"Paul, do you think that can be a man hanging there?" cried Seth. "Sometimes it looks to me like it was; and then again the balloon tilts over so much I just can't be sure."

"We'll know soon enough," remarked the patrol leader, quietly, "because, as you can see, the runaway balloon is heading this way, full tilt. I wouldn't be surprised if it passed right over our heads."

"Say, perhaps we might grab hold of some trailing rope, and bring the old thing down?" suggested Fritz, looking hastily around him while speaking, as if desirous of being prepared, as a true scout should always make it a point to be, and have his tree picked out, about which he would hastily wind a rope, should he be fortunate enough to get hold of such.

"Whew!
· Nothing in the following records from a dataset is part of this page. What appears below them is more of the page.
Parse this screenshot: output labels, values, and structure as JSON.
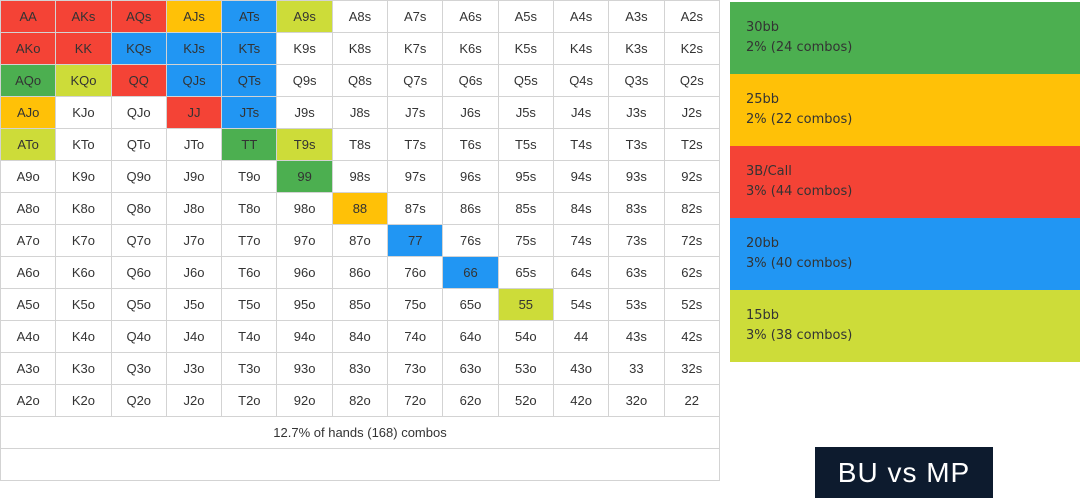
{
  "colors": {
    "red": "#f44336",
    "orange": "#ffc107",
    "green": "#4caf50",
    "blue": "#2196f3",
    "lime": "#cddc39",
    "badge_bg": "#0d1b2e"
  },
  "grid": {
    "rows": [
      [
        "AA",
        "AKs",
        "AQs",
        "AJs",
        "ATs",
        "A9s",
        "A8s",
        "A7s",
        "A6s",
        "A5s",
        "A4s",
        "A3s",
        "A2s"
      ],
      [
        "AKo",
        "KK",
        "KQs",
        "KJs",
        "KTs",
        "K9s",
        "K8s",
        "K7s",
        "K6s",
        "K5s",
        "K4s",
        "K3s",
        "K2s"
      ],
      [
        "AQo",
        "KQo",
        "QQ",
        "QJs",
        "QTs",
        "Q9s",
        "Q8s",
        "Q7s",
        "Q6s",
        "Q5s",
        "Q4s",
        "Q3s",
        "Q2s"
      ],
      [
        "AJo",
        "KJo",
        "QJo",
        "JJ",
        "JTs",
        "J9s",
        "J8s",
        "J7s",
        "J6s",
        "J5s",
        "J4s",
        "J3s",
        "J2s"
      ],
      [
        "ATo",
        "KTo",
        "QTo",
        "JTo",
        "TT",
        "T9s",
        "T8s",
        "T7s",
        "T6s",
        "T5s",
        "T4s",
        "T3s",
        "T2s"
      ],
      [
        "A9o",
        "K9o",
        "Q9o",
        "J9o",
        "T9o",
        "99",
        "98s",
        "97s",
        "96s",
        "95s",
        "94s",
        "93s",
        "92s"
      ],
      [
        "A8o",
        "K8o",
        "Q8o",
        "J8o",
        "T8o",
        "98o",
        "88",
        "87s",
        "86s",
        "85s",
        "84s",
        "83s",
        "82s"
      ],
      [
        "A7o",
        "K7o",
        "Q7o",
        "J7o",
        "T7o",
        "97o",
        "87o",
        "77",
        "76s",
        "75s",
        "74s",
        "73s",
        "72s"
      ],
      [
        "A6o",
        "K6o",
        "Q6o",
        "J6o",
        "T6o",
        "96o",
        "86o",
        "76o",
        "66",
        "65s",
        "64s",
        "63s",
        "62s"
      ],
      [
        "A5o",
        "K5o",
        "Q5o",
        "J5o",
        "T5o",
        "95o",
        "85o",
        "75o",
        "65o",
        "55",
        "54s",
        "53s",
        "52s"
      ],
      [
        "A4o",
        "K4o",
        "Q4o",
        "J4o",
        "T4o",
        "94o",
        "84o",
        "74o",
        "64o",
        "54o",
        "44",
        "43s",
        "42s"
      ],
      [
        "A3o",
        "K3o",
        "Q3o",
        "J3o",
        "T3o",
        "93o",
        "83o",
        "73o",
        "63o",
        "53o",
        "43o",
        "33",
        "32s"
      ],
      [
        "A2o",
        "K2o",
        "Q2o",
        "J2o",
        "T2o",
        "92o",
        "82o",
        "72o",
        "62o",
        "52o",
        "42o",
        "32o",
        "22"
      ]
    ],
    "highlights": {
      "AA": "red",
      "AKs": "red",
      "AQs": "red",
      "AKo": "red",
      "KK": "red",
      "QQ": "red",
      "JJ": "red",
      "AJs": "orange",
      "AJo": "orange",
      "88": "orange",
      "ATs": "blue",
      "KQs": "blue",
      "KJs": "blue",
      "KTs": "blue",
      "QJs": "blue",
      "QTs": "blue",
      "JTs": "blue",
      "77": "blue",
      "66": "blue",
      "AQo": "green",
      "TT": "green",
      "99": "green",
      "A9s": "lime",
      "KQo": "lime",
      "ATo": "lime",
      "T9s": "lime",
      "55": "lime"
    },
    "summary": "12.7% of hands (168) combos"
  },
  "legend": [
    {
      "label": "30bb",
      "detail": "2% (24 combos)",
      "color": "green"
    },
    {
      "label": "25bb",
      "detail": "2% (22 combos)",
      "color": "orange"
    },
    {
      "label": "3B/Call",
      "detail": "3% (44 combos)",
      "color": "red"
    },
    {
      "label": "20bb",
      "detail": "3% (40 combos)",
      "color": "blue"
    },
    {
      "label": "15bb",
      "detail": "3% (38 combos)",
      "color": "lime"
    }
  ],
  "badge": "BU vs MP"
}
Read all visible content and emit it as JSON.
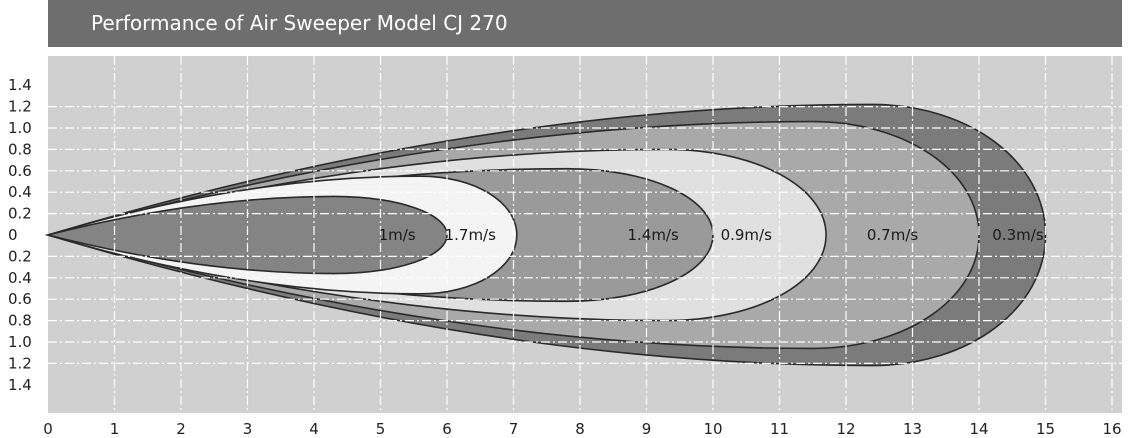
{
  "chart_data": {
    "type": "area",
    "title": "Performance of Air Sweeper Model CJ 270",
    "xlabel": "",
    "ylabel": "",
    "xlim": [
      0,
      16
    ],
    "ylim": [
      -1.4,
      1.4
    ],
    "x_ticks": [
      "0",
      "1",
      "2",
      "3",
      "4",
      "5",
      "6",
      "7",
      "8",
      "9",
      "10",
      "11",
      "12",
      "13",
      "14",
      "15",
      "16"
    ],
    "y_ticks": [
      "1.4",
      "1.2",
      "1.0",
      "0.8",
      "0.6",
      "0.4",
      "0.2",
      "0",
      "0.2",
      "0.4",
      "0.6",
      "0.8",
      "1.0",
      "1.2",
      "1.4"
    ],
    "grid": true,
    "series": [
      {
        "name": "0.3m/s",
        "reach": 15.0,
        "peak_x": 12.4,
        "half_width": 1.22,
        "color": "#7b7b7b"
      },
      {
        "name": "0.7m/s",
        "reach": 14.0,
        "peak_x": 11.5,
        "half_width": 1.06,
        "color": "#a9a9a9"
      },
      {
        "name": "0.9m/s",
        "reach": 11.7,
        "peak_x": 9.3,
        "half_width": 0.8,
        "color": "#e0e0e0"
      },
      {
        "name": "1.4m/s",
        "reach": 10.0,
        "peak_x": 7.8,
        "half_width": 0.62,
        "color": "#9a9a9a"
      },
      {
        "name": "1.7m/s",
        "reach": 7.05,
        "peak_x": 5.6,
        "half_width": 0.55,
        "color": "#f4f4f4"
      },
      {
        "name": "1m/s",
        "reach": 6.0,
        "peak_x": 4.3,
        "half_width": 0.36,
        "color": "#848484"
      }
    ]
  },
  "title_bar": {
    "color": "#6e6e6e"
  },
  "plot_background": "#d0d0d0"
}
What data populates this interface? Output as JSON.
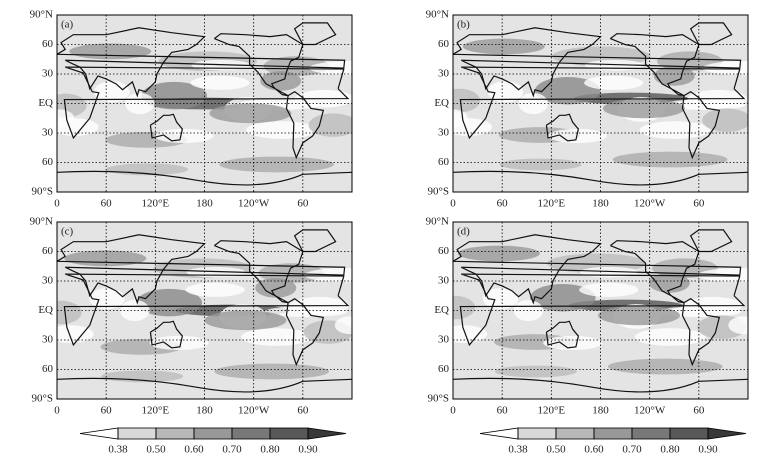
{
  "panels": [
    {
      "label": "(a)"
    },
    {
      "label": "(b)"
    },
    {
      "label": "(c)"
    },
    {
      "label": "(d)"
    }
  ],
  "lat_ticks": [
    {
      "value": 90,
      "label": "90°N"
    },
    60,
    {
      "value": 30,
      "label": "30"
    },
    {
      "value": 0,
      "label": "EQ"
    },
    {
      "value": -30,
      "label": "30"
    },
    {
      "value": -60,
      "label": "60"
    },
    {
      "value": -90,
      "label": "90°S"
    }
  ],
  "lon_ticks": [
    0,
    60,
    {
      "value": 120,
      "label": "120°E"
    },
    180,
    {
      "value": 240,
      "label": "120°W"
    },
    {
      "value": 300,
      "label": "60"
    }
  ],
  "colorbars": [
    {
      "levels": [
        0.38,
        {
          "value": 0.5,
          "label": "0.50"
        },
        {
          "value": 0.6,
          "label": "0.60"
        },
        {
          "value": 0.7,
          "label": "0.70"
        },
        {
          "value": 0.8,
          "label": "0.80"
        },
        {
          "value": 0.9,
          "label": "0.90"
        }
      ],
      "colors": [
        "#ffffff",
        "#d9d9d9",
        "#b8b8b8",
        "#989898",
        "#787878",
        "#585858",
        "#383838"
      ]
    },
    {
      "levels": [
        0.38,
        {
          "value": 0.5,
          "label": "0.50"
        },
        {
          "value": 0.6,
          "label": "0.60"
        },
        {
          "value": 0.7,
          "label": "0.70"
        },
        {
          "value": 0.8,
          "label": "0.80"
        },
        {
          "value": 0.9,
          "label": "0.90"
        }
      ],
      "colors": [
        "#ffffff",
        "#d9d9d9",
        "#b8b8b8",
        "#989898",
        "#787878",
        "#585858",
        "#383838"
      ]
    }
  ]
}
I wouldn't want to be in that feller's shoes," observed Eben, as they all stood there in the road, watching the rapidly approaching balloon.

"Solid ground for me, every time, except when I'm in swimming, or skimming along over the ice in winter!" Andy interjected, without once removing his eager eyes from the object that had so suddenly caught their attention.

It was a sight calculated to hold the attention of any one, with that badly battered balloon sweeping swiftly along on the wind, and approaching so rapidly.

All of them could see that there was a man clinging to the ropes that marked the place where the customary basket should have been; evidently this latter must have been torn away during a collision with the rocks or trees on the top of a ridge with which the ungovernable gas-bag had previously been in contact; and it was a marvel how the aeronaut had been able to cling there.

"Will it land near here, d'ye think, Paul?" asked Jotham, round-eyed with wonder, and feeling very sorry for the wretched traveler of the upper air currents, who seemed to be in deadly peril of his life.

"I hardly think so," replied the scoutmaster, rapidly measuring distances with his ready eye, and calculating upon the drop of the half collapsed balloon.

"But see where the bally old thing's heading, will you?" cried Seth, "straight at the place where them crows came out of. Say, wouldn't it be awful tough now, if it dropped right down in the heart of Black Water Swamps, where up to now never a human being has set foot, unless some Indian did long ago, when the Shawnees and Sacs and Pottawattomies and all that crowd rampaged through this region flat-footed."